“I think I’m gonna bust a nut all over this squash! Can’t hold back any more. Oh yeah, here it comes. Mmm mmm. Damn this soup hits the spot every time.” This is the typical reaction you get when you make this during wintertime. The butternut is the sexiest, tastiest, most sultry member of the squash family. It absorbs flavor like a champ and becomes velvety when cooked right. And when you roast it, good god does it drip with sex appeal. There aren’t adjectives provocative enough to sum up cooking roasted butternut squash into a soup so I’ll leave that filthy fantasy to the individual chef. This soup has gotten me through the leanest of times with some lovelies with countless requests for sequels. One ex tried to get this recipe before we broke up, but I refused so she left in a huff never to be seen again.

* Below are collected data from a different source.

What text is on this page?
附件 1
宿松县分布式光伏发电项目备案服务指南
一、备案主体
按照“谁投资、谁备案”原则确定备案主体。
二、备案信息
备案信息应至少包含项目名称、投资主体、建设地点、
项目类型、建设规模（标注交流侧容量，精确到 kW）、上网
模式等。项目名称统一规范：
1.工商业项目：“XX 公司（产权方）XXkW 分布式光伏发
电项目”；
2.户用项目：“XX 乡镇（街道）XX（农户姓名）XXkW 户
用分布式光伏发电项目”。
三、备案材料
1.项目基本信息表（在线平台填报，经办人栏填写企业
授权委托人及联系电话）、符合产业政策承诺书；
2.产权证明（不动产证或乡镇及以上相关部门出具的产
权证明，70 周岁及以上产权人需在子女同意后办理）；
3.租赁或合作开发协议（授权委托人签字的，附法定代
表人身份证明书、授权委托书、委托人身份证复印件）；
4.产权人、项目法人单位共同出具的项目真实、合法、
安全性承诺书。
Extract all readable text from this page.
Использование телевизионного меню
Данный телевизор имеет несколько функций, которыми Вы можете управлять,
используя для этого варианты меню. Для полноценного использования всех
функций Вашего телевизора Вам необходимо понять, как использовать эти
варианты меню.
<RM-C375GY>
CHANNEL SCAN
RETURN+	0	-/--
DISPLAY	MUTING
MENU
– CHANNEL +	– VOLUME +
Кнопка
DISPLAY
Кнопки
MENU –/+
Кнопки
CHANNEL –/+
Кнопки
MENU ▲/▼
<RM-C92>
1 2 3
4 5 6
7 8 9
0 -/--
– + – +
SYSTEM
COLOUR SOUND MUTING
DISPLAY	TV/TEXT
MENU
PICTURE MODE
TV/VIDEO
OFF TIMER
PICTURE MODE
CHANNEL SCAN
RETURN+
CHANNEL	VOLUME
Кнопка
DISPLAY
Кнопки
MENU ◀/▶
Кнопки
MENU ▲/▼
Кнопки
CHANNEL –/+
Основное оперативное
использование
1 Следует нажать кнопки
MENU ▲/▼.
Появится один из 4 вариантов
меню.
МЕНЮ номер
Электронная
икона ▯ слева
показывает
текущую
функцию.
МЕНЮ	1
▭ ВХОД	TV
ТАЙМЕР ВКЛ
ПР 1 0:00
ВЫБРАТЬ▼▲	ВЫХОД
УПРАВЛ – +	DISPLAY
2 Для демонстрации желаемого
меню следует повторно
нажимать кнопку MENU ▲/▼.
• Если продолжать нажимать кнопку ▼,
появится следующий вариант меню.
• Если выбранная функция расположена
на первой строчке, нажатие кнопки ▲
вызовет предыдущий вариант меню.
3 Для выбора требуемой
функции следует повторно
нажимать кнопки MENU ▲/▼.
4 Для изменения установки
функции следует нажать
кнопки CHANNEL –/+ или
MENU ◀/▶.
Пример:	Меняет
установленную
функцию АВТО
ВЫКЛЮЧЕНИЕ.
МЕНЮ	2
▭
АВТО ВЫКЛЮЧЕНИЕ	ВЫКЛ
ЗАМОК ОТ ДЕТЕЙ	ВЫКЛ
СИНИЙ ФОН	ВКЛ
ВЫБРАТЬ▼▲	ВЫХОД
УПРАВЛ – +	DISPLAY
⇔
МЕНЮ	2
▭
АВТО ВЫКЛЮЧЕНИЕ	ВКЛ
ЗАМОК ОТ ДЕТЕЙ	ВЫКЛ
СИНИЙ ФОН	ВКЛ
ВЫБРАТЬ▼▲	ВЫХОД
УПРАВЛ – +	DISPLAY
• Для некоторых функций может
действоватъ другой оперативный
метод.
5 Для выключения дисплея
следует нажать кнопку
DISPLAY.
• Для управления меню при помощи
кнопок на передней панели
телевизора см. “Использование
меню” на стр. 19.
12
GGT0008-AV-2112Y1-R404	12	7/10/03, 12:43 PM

Roxanne*, if you’re reading this, here’s the recipe finally available to any and all. Enjoy, and give your cat my best.
*Name changed for publication (her real name was Catherine)
Total time: approximately 1 hour
Projected cost: $8
Drinking Buddy: A red wine, beer or whisky to warm your bones.
1. 2 tablespoons of olive oil
2. 1 teaspoon (more for taste)
3. 6 cups of vegetable stock
4. 1 teaspoon of coriander
5. 1 teaspoon of paprika
6. 1 teaspoon of pepper
7. 1 teaspoon of turmeric
8. 1 pound butternut split lengthwise
9. 1 onion chopped coarsely
10. 2 large carrots peeled and chopped
11. ½ a lime
12. 1 handful of cilantro chopped coarsely
Get that butternut roasting by preheating the oven to 400 degrees F, splitting it, drizzling it in olive oil, salt, pepper and stuffing each half wrapped in tinfoil and roast in oven for 30-40 minutes when you can pierce the squash meat easily with a fork.
Wait a few, and then cook the other veggies while you wait on the butternut squash to roast. Heat the rest of the oil in a stockpot and sauté the onions until they become translucent (approx 10 min). Toss in the carrots, scoop in the roasted squash and add the spices (coriander, paprika and turmeric), stirring occasionally as you cook another 10 minutes until the veggies take on a yellowish-orange like curry.
Pour in the vegetable broth and bring it all to a roaring boil on high heat. Turn the heat down low and simmer uncovered until the carrots easily break apart (approx 20 min). Puree the ingredients. Finally squeeze lime and cilantro over the soup, stir and serve up on a platter like the Mad Hatter.